Happily Ever After

Life in The Rural Retreat with a beautiful wife, three cats, garden wildlife, a camera, a computer – and increasing amounts about running

Earlier posts can be found on Adventures of a Lone Bass Player, where this blog began life. Recent entries can be found here.

 


Bandits, Twelve O'Clock High

by admin - 16:55 on 28 August 2010

The birds who frequent the feeders scattered around the garden with no thought for financial consequences have grown used to Bess.

She watches them; they ignore her. Now and then she'll attempt a half-hearted stalk but no-one's fooled by the moggy who's usually seen asleep in the shade or curled up in the middle of the lawn.

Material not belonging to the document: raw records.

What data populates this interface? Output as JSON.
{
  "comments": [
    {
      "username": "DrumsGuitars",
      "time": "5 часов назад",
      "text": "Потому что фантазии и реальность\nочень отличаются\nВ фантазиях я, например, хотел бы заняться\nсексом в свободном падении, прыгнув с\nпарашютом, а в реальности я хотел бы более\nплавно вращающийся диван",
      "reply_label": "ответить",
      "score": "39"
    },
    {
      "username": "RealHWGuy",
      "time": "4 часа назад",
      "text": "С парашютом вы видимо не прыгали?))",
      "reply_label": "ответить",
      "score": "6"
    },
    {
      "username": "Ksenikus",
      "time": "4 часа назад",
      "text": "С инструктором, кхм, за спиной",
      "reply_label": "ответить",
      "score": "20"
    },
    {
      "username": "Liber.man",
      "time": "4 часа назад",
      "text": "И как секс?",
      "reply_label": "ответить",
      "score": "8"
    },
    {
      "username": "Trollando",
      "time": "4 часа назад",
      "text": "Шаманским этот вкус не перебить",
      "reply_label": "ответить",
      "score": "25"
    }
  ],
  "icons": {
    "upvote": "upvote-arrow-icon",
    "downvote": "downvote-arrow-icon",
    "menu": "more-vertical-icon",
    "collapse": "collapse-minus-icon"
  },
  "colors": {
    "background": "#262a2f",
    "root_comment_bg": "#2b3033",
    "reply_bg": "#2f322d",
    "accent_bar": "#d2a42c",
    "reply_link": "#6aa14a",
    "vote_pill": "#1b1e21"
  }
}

Other birds are less sanguine.

Bess was in an active mood this morning when Matchgirl and I accompanied her up the lane beside The Rural Retreat. Not only did she amble all the way to the top – only the second time since her Near Death Experience just over a year ago – but she also turned the corner towards the steading, where her attention was taken by the battered orange digger left there.

She explored for a while, then turned for home, unaware of the consternation her presence had caused.

The first house martin, watched with noisy approval by members of its colony, swooped at her a few yards away from the digger. A second did the same a little further on.

Bess bore their attentions with fortitude. She did pick up speed after the first attack but was too proud to run from the harrying. She reached the corner without further indignity, after which she was left alone.

Her pace was noticeably quicker on the way back; she didn't even stop to examine the shattered tree limb, fallen in the last day or two, that had taken her interest on the way up. Matchgirl's cruel sniggering may have had something to do with this.

Food helped restore her spirits. It takes more than house martins to keep a cat from her bowl.